Confidentiality: good practice in handling patient information
The main principles of this guidance
8
The advice in this guidance is underpinned by the following eight principles.3
- Use the minimum necessary personal information. Use anonymised information if it is practicable to do so and if it will serve the purpose.
- Manage and protect information. Make sure any personal information you hold or control is effectively protected at all times against improper access, disclosure or loss.

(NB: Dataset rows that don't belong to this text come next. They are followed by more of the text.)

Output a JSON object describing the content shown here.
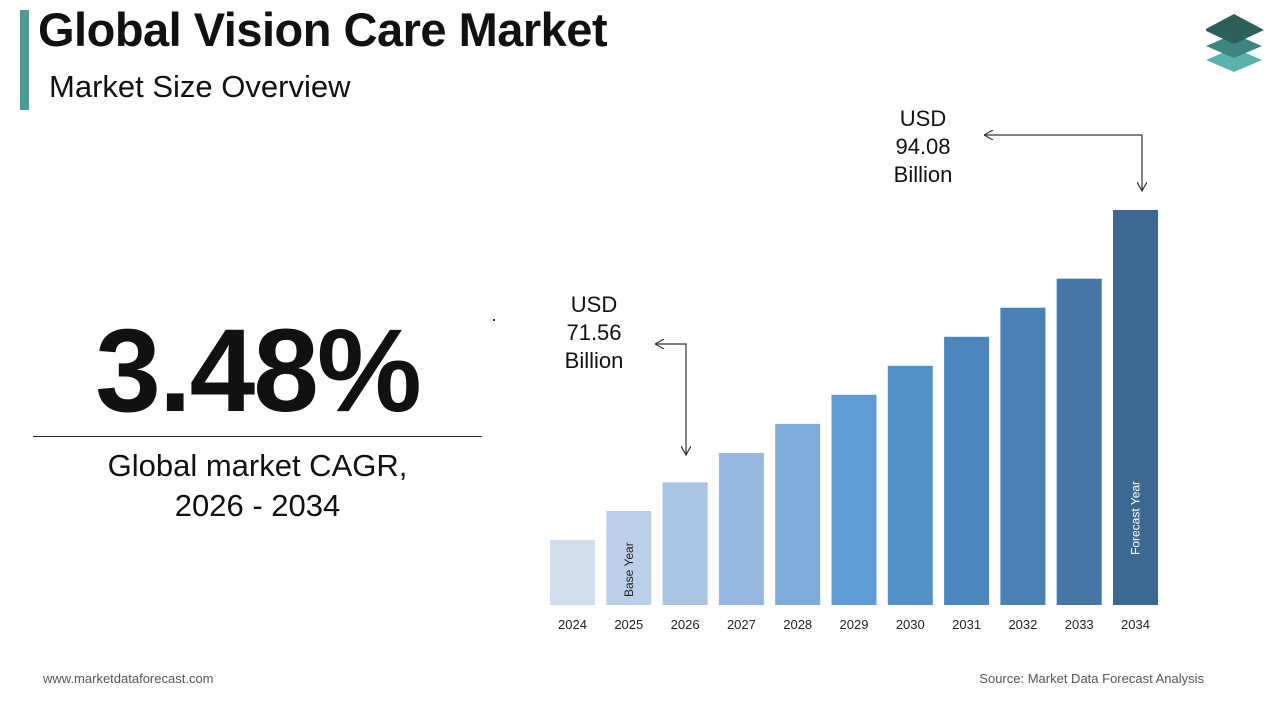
{
  "header": {
    "title": "Global Vision Care Market",
    "subtitle": "Market Size Overview"
  },
  "cagr": {
    "value": "3.48%",
    "label_line1": "Global market CAGR,",
    "label_line2": "2026 - 2034"
  },
  "footer": {
    "website": "www.marketdataforecast.com",
    "source": "Source: Market Data Forecast Analysis"
  },
  "annotations": {
    "start": {
      "line1": "USD",
      "line2": "71.56",
      "line3": "Billion"
    },
    "end": {
      "line1": "USD",
      "line2": "94.08",
      "line3": "Billion"
    }
  },
  "logo": {
    "icon": "stacked-layers-icon",
    "colors": [
      "#2f5f5c",
      "#3d8580",
      "#58b3ab"
    ]
  },
  "chart_data": {
    "type": "bar",
    "categories": [
      "2024",
      "2025",
      "2026",
      "2027",
      "2028",
      "2029",
      "2030",
      "2031",
      "2032",
      "2033",
      "2034"
    ],
    "values": [
      66.8,
      69.2,
      71.56,
      74.0,
      76.4,
      78.8,
      81.2,
      83.6,
      86.0,
      88.4,
      94.08
    ],
    "bar_colors": [
      "#d0dded",
      "#bccfe8",
      "#aac4e4",
      "#97b9e0",
      "#7faadb",
      "#5f9cd5",
      "#5591c9",
      "#4b86bd",
      "#4a80b4",
      "#4676a6",
      "#3d6891"
    ],
    "bar_labels": {
      "2025": "Base Year",
      "2034": "Forecast Year"
    },
    "grid": false,
    "legend": "none"
  }
}
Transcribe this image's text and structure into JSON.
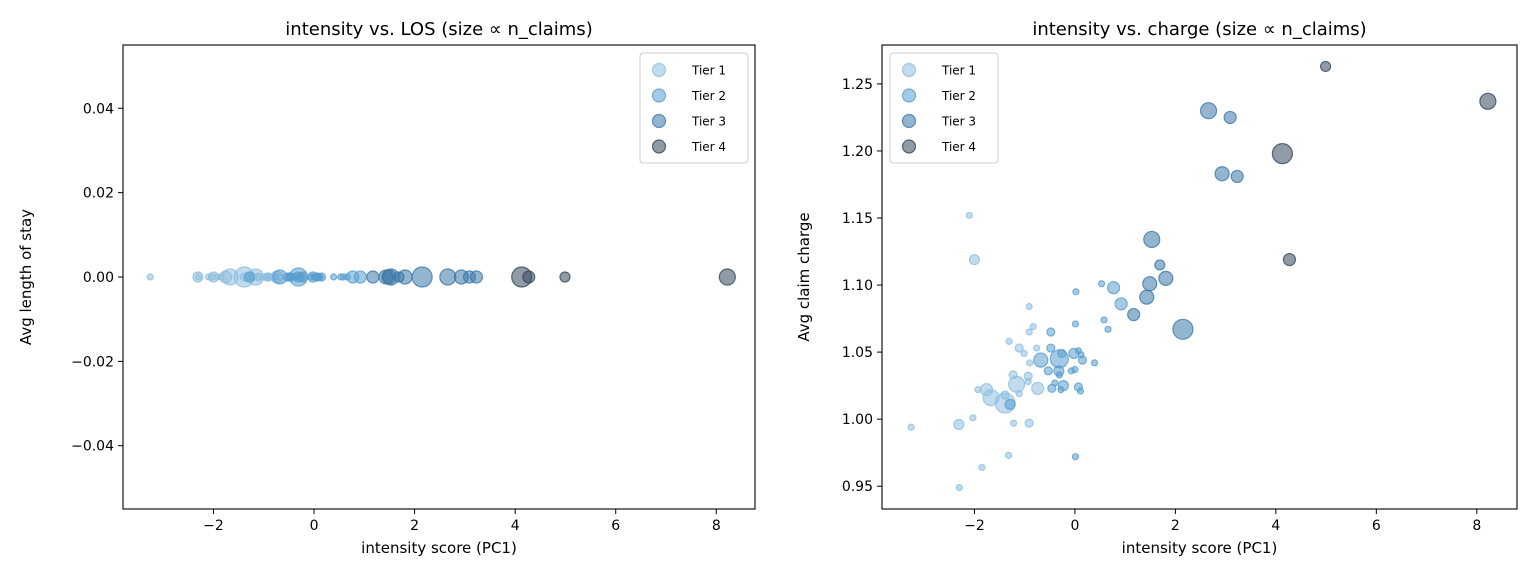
{
  "chart_data": [
    {
      "type": "scatter",
      "title": "intensity vs. LOS (size ∝ n_claims)",
      "xlabel": "intensity score (PC1)",
      "ylabel": "Avg length of stay",
      "xlim": [
        -3.8,
        8.77
      ],
      "ylim": [
        -0.055,
        0.055
      ],
      "xticks": [
        -2,
        0,
        2,
        4,
        6,
        8
      ],
      "xtick_labels": [
        "−2",
        "0",
        "2",
        "4",
        "6",
        "8"
      ],
      "yticks": [
        -0.04,
        -0.02,
        0,
        0.02,
        0.04
      ],
      "ytick_labels": [
        "−0.04",
        "−0.02",
        "0.00",
        "0.02",
        "0.04"
      ],
      "grid": false,
      "legend_placement": "upper-right",
      "y_source": "los"
    },
    {
      "type": "scatter",
      "title": "intensity vs. charge (size ∝ n_claims)",
      "xlabel": "intensity score (PC1)",
      "ylabel": "Avg claim charge",
      "xlim": [
        -3.84,
        8.8
      ],
      "ylim": [
        0.933,
        1.279
      ],
      "xticks": [
        -2,
        0,
        2,
        4,
        6,
        8
      ],
      "xtick_labels": [
        "−2",
        "0",
        "2",
        "4",
        "6",
        "8"
      ],
      "yticks": [
        0.95,
        1.0,
        1.05,
        1.1,
        1.15,
        1.2,
        1.25
      ],
      "ytick_labels": [
        "0.95",
        "1.00",
        "1.05",
        "1.10",
        "1.15",
        "1.20",
        "1.25"
      ],
      "grid": false,
      "legend_placement": "upper-left",
      "y_source": "charge"
    }
  ],
  "series": [
    {
      "name": "Tier 1",
      "color": "#8fbfe0",
      "points": [
        [
          -3.26,
          0.994,
          3
        ],
        [
          -2.31,
          0.996,
          5
        ],
        [
          -2.3,
          0.949,
          3
        ],
        [
          -1.85,
          0.964,
          3
        ],
        [
          -2.03,
          1.001,
          3
        ],
        [
          -1.93,
          1.022,
          3
        ],
        [
          -1.76,
          1.022,
          6
        ],
        [
          -1.67,
          1.016,
          8
        ],
        [
          -1.39,
          1.012,
          10
        ],
        [
          -1.39,
          1.018,
          4
        ],
        [
          -1.22,
          0.997,
          3
        ],
        [
          -1.32,
          0.973,
          3
        ],
        [
          -1.11,
          1.019,
          3
        ],
        [
          -1.16,
          1.026,
          8
        ],
        [
          -1.23,
          1.033,
          4
        ],
        [
          -0.91,
          0.997,
          4
        ],
        [
          -0.74,
          1.023,
          6
        ],
        [
          -0.93,
          1.032,
          4
        ],
        [
          -0.93,
          1.028,
          3
        ],
        [
          -1.31,
          1.058,
          3
        ],
        [
          -1.11,
          1.053,
          4
        ],
        [
          -1.01,
          1.049,
          3
        ],
        [
          -0.91,
          1.065,
          3
        ],
        [
          -0.83,
          1.069,
          3
        ],
        [
          -0.91,
          1.084,
          3
        ],
        [
          -0.9,
          1.042,
          3
        ],
        [
          -0.76,
          1.053,
          3
        ],
        [
          -2.1,
          1.152,
          3
        ],
        [
          -2.0,
          1.119,
          5
        ]
      ]
    },
    {
      "name": "Tier 2",
      "color": "#5a9fcf",
      "points": [
        [
          -1.29,
          1.011,
          5
        ],
        [
          -0.68,
          1.044,
          7
        ],
        [
          -0.48,
          1.065,
          4
        ],
        [
          -0.48,
          1.053,
          4
        ],
        [
          -0.53,
          1.036,
          4
        ],
        [
          -0.46,
          1.023,
          4
        ],
        [
          -0.4,
          1.027,
          3
        ],
        [
          -0.31,
          1.045,
          9
        ],
        [
          -0.26,
          1.049,
          4
        ],
        [
          -0.32,
          1.036,
          5
        ],
        [
          -0.31,
          1.033,
          3
        ],
        [
          -0.23,
          1.025,
          5
        ],
        [
          -0.28,
          1.022,
          3
        ],
        [
          -0.02,
          1.049,
          5
        ],
        [
          0.07,
          1.051,
          3
        ],
        [
          0.12,
          1.048,
          3
        ],
        [
          0.15,
          1.044,
          4
        ],
        [
          -0.07,
          1.036,
          3
        ],
        [
          0.0,
          1.037,
          3
        ],
        [
          0.07,
          1.024,
          4
        ],
        [
          0.11,
          1.021,
          3
        ],
        [
          0.01,
          1.071,
          3
        ],
        [
          0.02,
          1.095,
          3
        ],
        [
          0.01,
          0.972,
          3
        ],
        [
          0.39,
          1.042,
          3
        ],
        [
          0.53,
          1.101,
          3
        ],
        [
          0.77,
          1.098,
          6
        ],
        [
          0.58,
          1.074,
          3
        ],
        [
          0.66,
          1.067,
          3
        ],
        [
          0.92,
          1.086,
          6
        ]
      ]
    },
    {
      "name": "Tier 3",
      "color": "#3d78a8",
      "points": [
        [
          1.17,
          1.078,
          6
        ],
        [
          1.43,
          1.091,
          7
        ],
        [
          1.49,
          1.101,
          7
        ],
        [
          1.53,
          1.134,
          8
        ],
        [
          1.69,
          1.115,
          5
        ],
        [
          1.81,
          1.105,
          7
        ],
        [
          2.15,
          1.067,
          10
        ],
        [
          2.66,
          1.23,
          8
        ],
        [
          3.09,
          1.225,
          6
        ],
        [
          2.93,
          1.183,
          7
        ],
        [
          3.23,
          1.181,
          6
        ]
      ]
    },
    {
      "name": "Tier 4",
      "color": "#34495c",
      "points": [
        [
          4.13,
          1.198,
          10
        ],
        [
          4.27,
          1.119,
          6
        ],
        [
          4.99,
          1.263,
          5
        ],
        [
          8.22,
          1.237,
          8
        ]
      ]
    }
  ],
  "point_fields": [
    "intensity_score",
    "avg_claim_charge",
    "relative_marker_size_n_claims"
  ],
  "los_value_all_points": 0
}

- Be aware of your responsibilities. Develop and maintain an understanding of information governance that is appropriate to your role.
- Comply with the law. Be satisfied that you are handling personal information lawfully.
- Share relevant information for direct care in line with the principles in this guidance unless the patient has objected.
- Ask for explicit consent to disclose identifiable information about patients for purposes other than their care or local clinical audit, unless the disclosure is required by law or can be justified in the public interest.
- Tell patients about disclosures of personal information you make that they would not reasonably expect, or check they have received information about such disclosures, unless that is not practicable or would undermine the purpose of the disclosure. Keep a record of your decisions to disclose, or not to disclose, information.
- Support patients to access their information. Respect, and help patients exercise, their legal rights to be informed about how their information will be used and to have access to, or copies of, their health records.
3
These principles are aligned with the Caldicott principles for information governance within health and social care.